Io sto finalmente bene, lei è quello che mi serviva per stare tranquillo e vivere in serenità. Mi ama e so che la troverò sempre al mio fianco in ogni occasione.
Abbiamo passato delle settimane bellissime in vacanza, alle Bahamas e ora siamo pronti per vivere insieme la vita reale.

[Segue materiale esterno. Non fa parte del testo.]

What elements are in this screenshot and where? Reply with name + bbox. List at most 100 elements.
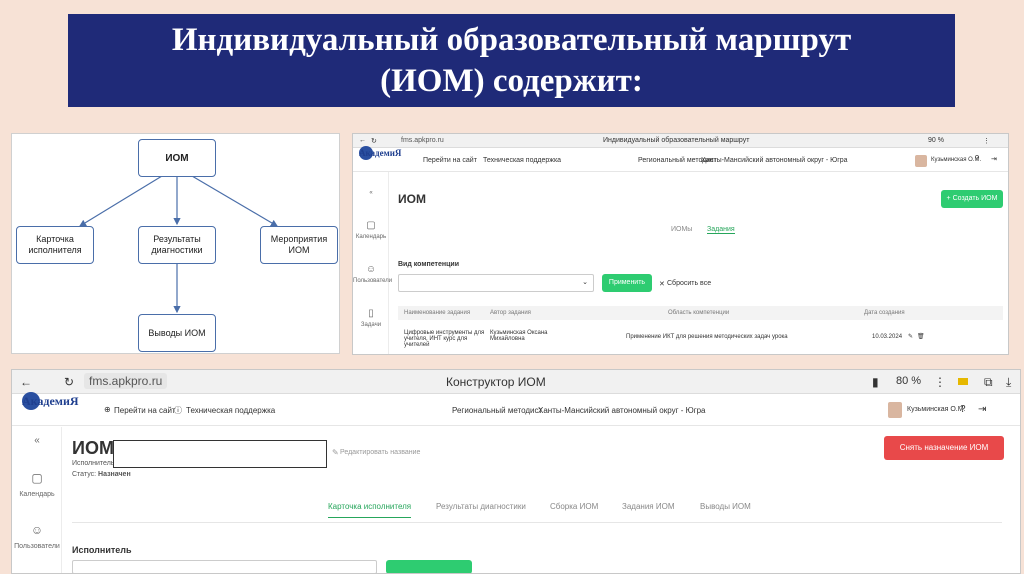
executor-action-button[interactable]	[386, 560, 472, 573]
filter-label: Вид компетенции	[398, 261, 460, 268]
user-name[interactable]: Кузьминская О.М.	[931, 157, 981, 163]
sidebar-item-tasks[interactable]: Задачи	[353, 322, 389, 328]
table-row[interactable]: Цифровые инструменты для учителя, ИНТ ку…	[398, 326, 1003, 352]
apply-button[interactable]: Применить	[602, 274, 652, 292]
col-header: Автор задания	[490, 310, 531, 316]
help-icon[interactable]: ?	[975, 155, 979, 162]
reload-icon[interactable]: ↻	[371, 137, 377, 145]
zoom-level[interactable]: 90 %	[928, 137, 944, 144]
browser-toolbar: ← ↻ fms.apkpro.ru Конструктор ИОМ ▮ 80 %…	[12, 370, 1020, 394]
bookmark-icon[interactable]: ▮	[872, 375, 879, 389]
collapse-icon[interactable]: «	[12, 435, 62, 446]
diagram-node-root: ИОМ	[138, 139, 216, 177]
sidebar-item-users[interactable]: Пользователи	[353, 278, 392, 284]
status-row: Статус: Назначен	[72, 471, 131, 478]
tab-assembly[interactable]: Сборка ИОМ	[550, 502, 598, 511]
sidebar: « ▢ Календарь ☺ Пользователи	[12, 427, 62, 573]
tab-diagnostics[interactable]: Результаты диагностики	[436, 502, 526, 511]
redacted-name-box	[113, 440, 327, 468]
create-iom-button[interactable]: + Создать ИОМ	[941, 190, 1003, 208]
calendar-icon[interactable]: ▢	[12, 471, 62, 485]
battery-icon	[958, 378, 968, 385]
close-icon[interactable]: ✕	[659, 280, 665, 288]
avatar[interactable]	[888, 402, 902, 418]
users-icon[interactable]: ☺	[353, 264, 389, 275]
avatar[interactable]	[915, 155, 927, 167]
tasks-icon[interactable]: ▯	[353, 308, 389, 319]
table-header: Наименование задания Автор задания Облас…	[398, 306, 1003, 320]
status-badge: Назначен	[98, 471, 131, 478]
reset-link[interactable]: Сбросить все	[667, 280, 711, 287]
screenshot-iom-constructor: ← ↻ fms.apkpro.ru Конструктор ИОМ ▮ 80 %…	[11, 369, 1021, 574]
logout-icon[interactable]: ⇥	[978, 404, 986, 415]
sidebar: « ▢ Календарь ☺ Пользователи ▯ Задачи	[353, 172, 392, 354]
tab-tasks[interactable]: Задания	[707, 226, 735, 234]
extensions-icon[interactable]: ⧉	[984, 375, 993, 390]
col-header: Наименование задания	[404, 310, 471, 316]
executor-label: Исполнитель	[72, 460, 113, 467]
info-icon: ⓘ	[174, 406, 182, 415]
table-cell: Применение ИКТ для решения методических …	[626, 334, 788, 340]
diagram-node-events: Мероприятия ИОМ	[260, 226, 338, 264]
region-label: Ханты-Мансийский автономный округ - Югра	[538, 406, 706, 415]
diagram-node-conclusions: Выводы ИОМ	[138, 314, 216, 352]
table-cell: Цифровые инструменты для учителя, ИНТ ку…	[404, 330, 485, 348]
slide-title: Индивидуальный образовательный маршрут (…	[171, 21, 852, 99]
back-icon[interactable]: ←	[20, 375, 32, 389]
iom-diagram: ИОМ Карточка исполнителя Результаты диаг…	[11, 133, 340, 354]
remove-assignment-button[interactable]: Снять назначение ИОМ	[884, 436, 1004, 460]
chevron-down-icon: ⌄	[582, 279, 588, 286]
sidebar-item-users[interactable]: Пользователи	[12, 543, 62, 550]
tab-executor-card[interactable]: Карточка исполнителя	[328, 502, 412, 518]
menu-icon[interactable]: ⋮	[983, 137, 990, 145]
table-cell: 10.03.2024	[872, 334, 903, 340]
zoom-level[interactable]: 80 %	[896, 375, 921, 387]
diagram-node-card: Карточка исполнителя	[16, 226, 94, 264]
address-bar[interactable]: fms.apkpro.ru	[401, 137, 444, 144]
region-label: Ханты-Мансийский автономный округ - Югра	[701, 157, 848, 164]
divider	[72, 522, 1002, 523]
competence-select[interactable]: ⌄	[398, 274, 594, 292]
app-header: АкадемиЯ Перейти на сайт Техническая под…	[353, 146, 1008, 172]
collapse-icon[interactable]: «	[353, 190, 389, 196]
pencil-icon[interactable]: ✎	[332, 448, 339, 457]
logout-icon[interactable]: ⇥	[991, 155, 997, 163]
go-site-link[interactable]: Перейти на сайт	[423, 157, 477, 164]
back-icon[interactable]: ←	[359, 137, 366, 144]
delete-icon[interactable]: 🗑	[917, 333, 925, 340]
edit-icon[interactable]: ✎	[908, 333, 913, 340]
reload-icon[interactable]: ↻	[64, 375, 74, 389]
title-banner: Индивидуальный образовательный маршрут (…	[68, 14, 955, 107]
tab-tasks[interactable]: Задания ИОМ	[622, 502, 674, 511]
help-icon[interactable]: ?	[960, 404, 966, 415]
menu-icon[interactable]: ⋮	[934, 375, 946, 389]
window-title: Индивидуальный образовательный маршрут	[603, 137, 750, 144]
download-icon[interactable]: ⤓	[1006, 375, 1011, 390]
calendar-icon[interactable]: ▢	[353, 220, 389, 231]
table-cell: Кузьминская Оксана Михайловна	[490, 330, 548, 342]
col-header: Область компетенции	[668, 310, 730, 316]
address-bar[interactable]: fms.apkpro.ru	[84, 373, 168, 389]
col-header: Дата создания	[864, 310, 905, 316]
user-name[interactable]: Кузьминская О.М.	[907, 406, 966, 413]
role-label: Региональный методист	[452, 406, 543, 415]
tab-conclusions[interactable]: Выводы ИОМ	[700, 502, 751, 511]
section-title: Исполнитель	[72, 545, 132, 555]
sidebar-item-calendar[interactable]: Календарь	[12, 491, 62, 498]
support-link[interactable]: Техническая поддержка	[483, 157, 561, 164]
screenshot-iom-list: ← ↻ fms.apkpro.ru Индивидуальный образов…	[352, 133, 1009, 355]
executor-input[interactable]	[72, 560, 377, 573]
tab-ioms[interactable]: ИОМы	[671, 226, 692, 233]
status-label: Статус:	[72, 471, 97, 478]
sidebar-item-calendar[interactable]: Календарь	[353, 234, 389, 240]
globe-icon: ⊕	[104, 405, 111, 414]
browser-toolbar: ← ↻ fms.apkpro.ru Индивидуальный образов…	[353, 134, 1008, 148]
users-icon[interactable]: ☺	[12, 523, 62, 537]
support-link[interactable]: Техническая поддержка	[186, 406, 275, 415]
app-header: АкадемиЯ ⊕ Перейти на сайт ⓘ Техническая…	[12, 392, 1020, 426]
edit-name-link[interactable]: Редактировать название	[340, 449, 420, 456]
go-site-link[interactable]: Перейти на сайт	[114, 406, 176, 415]
page-title: ИОМ	[398, 192, 426, 206]
diagram-node-results: Результаты диагностики	[138, 226, 216, 264]
window-title: Конструктор ИОМ	[446, 375, 546, 389]
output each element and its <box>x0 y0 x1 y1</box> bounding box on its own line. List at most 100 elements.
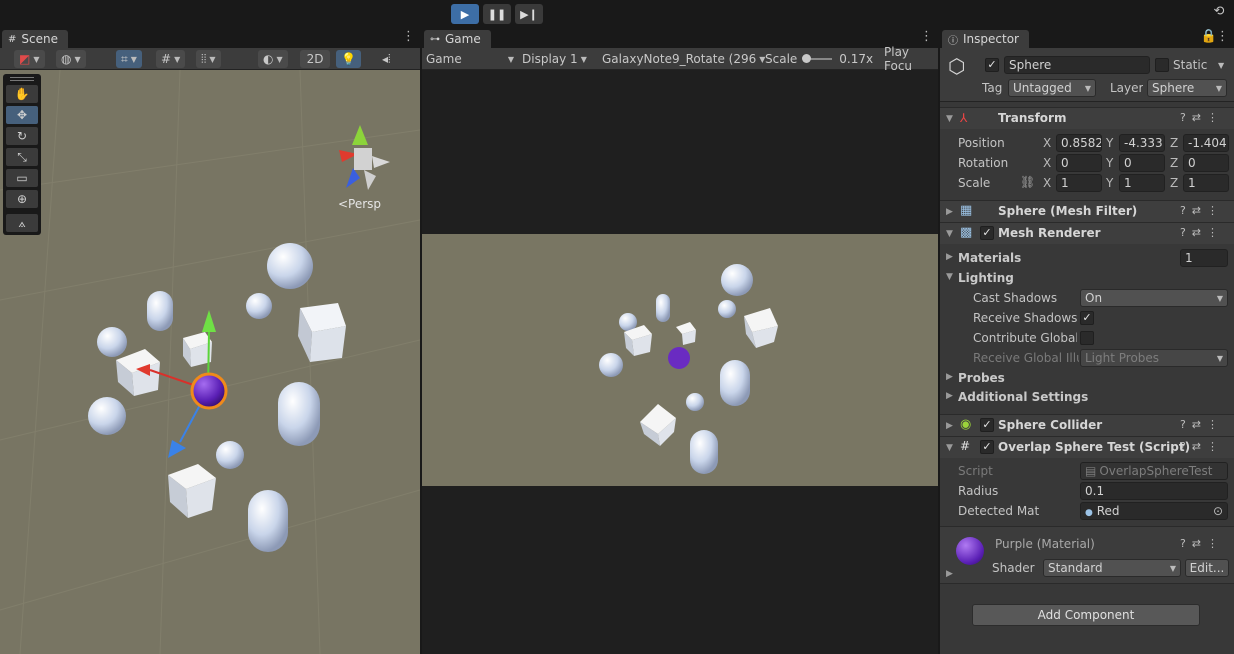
sphere-collider-header[interactable]: ▶ ◉ ✓ Sphere Collider ?⇄⋮ <box>940 414 1234 436</box>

"Ho confermato, oggi la andiamo a rivedere, ti va?"
"Certo, a che ora?"
"Alle cinque"
"Ok, perfetto" annuisce e continuiamo a mangiare.
La cosa che mi dispiacerà di più di lasciare questa casa, sarà sicuramente allontanarmi dai signori Contini che mi hanno trattato come un figlio fin dal primo giorno. Avranno la mia amicizia e la mia riconoscenza per sempre, gli voglio davvero un gran bene e anche Alina è molto affezionata a loro.
Dopo aver sistemato la cucina riposiamo un po' e poi andiamo all'appuntamento con l'agente immobiliare.
La casa che stiamo affittando è bellissima, moderna e con una vista mozzafiato. E' sempre nella zona di Posillipo ma un po' più in alto, in un parco privato e sorvegliato. Più avanti abitano anche degli altri miei compagni di squadra e mi hanno parlato benissimo del contesto.
Alina è raggiante, non vede l'ora di trasferirsi e contiamo di farlo al massimo per metà settembre.
Torniamo a casa sempre più convinti di star facendo la scelta giusta e mentre ne parliamo mi squilla il cellulare, è Elif. Ci siamo un po' allontanati ultimamente, soprattutto a causa delle vacanze ma in ritiro siamo tornati ad essere inseparabili e anche ora appena possiamo stiamo insieme.
"Eli, ciao"
"Ciao Diè.. ti devo dire una cosa.." sembra impaurito, che ha combinato stavolta?
"Cosa?"
"Ci siamo baciati" dice, con la voce talmente bassa che a stento lo sento.
"Wow, che notizia! E me lo dici così?"
"Eh sì, non mi piace fare il cretino su queste cose, lo sai"
"Sì, lo so lo so. Mi fa piacere e come è andata?"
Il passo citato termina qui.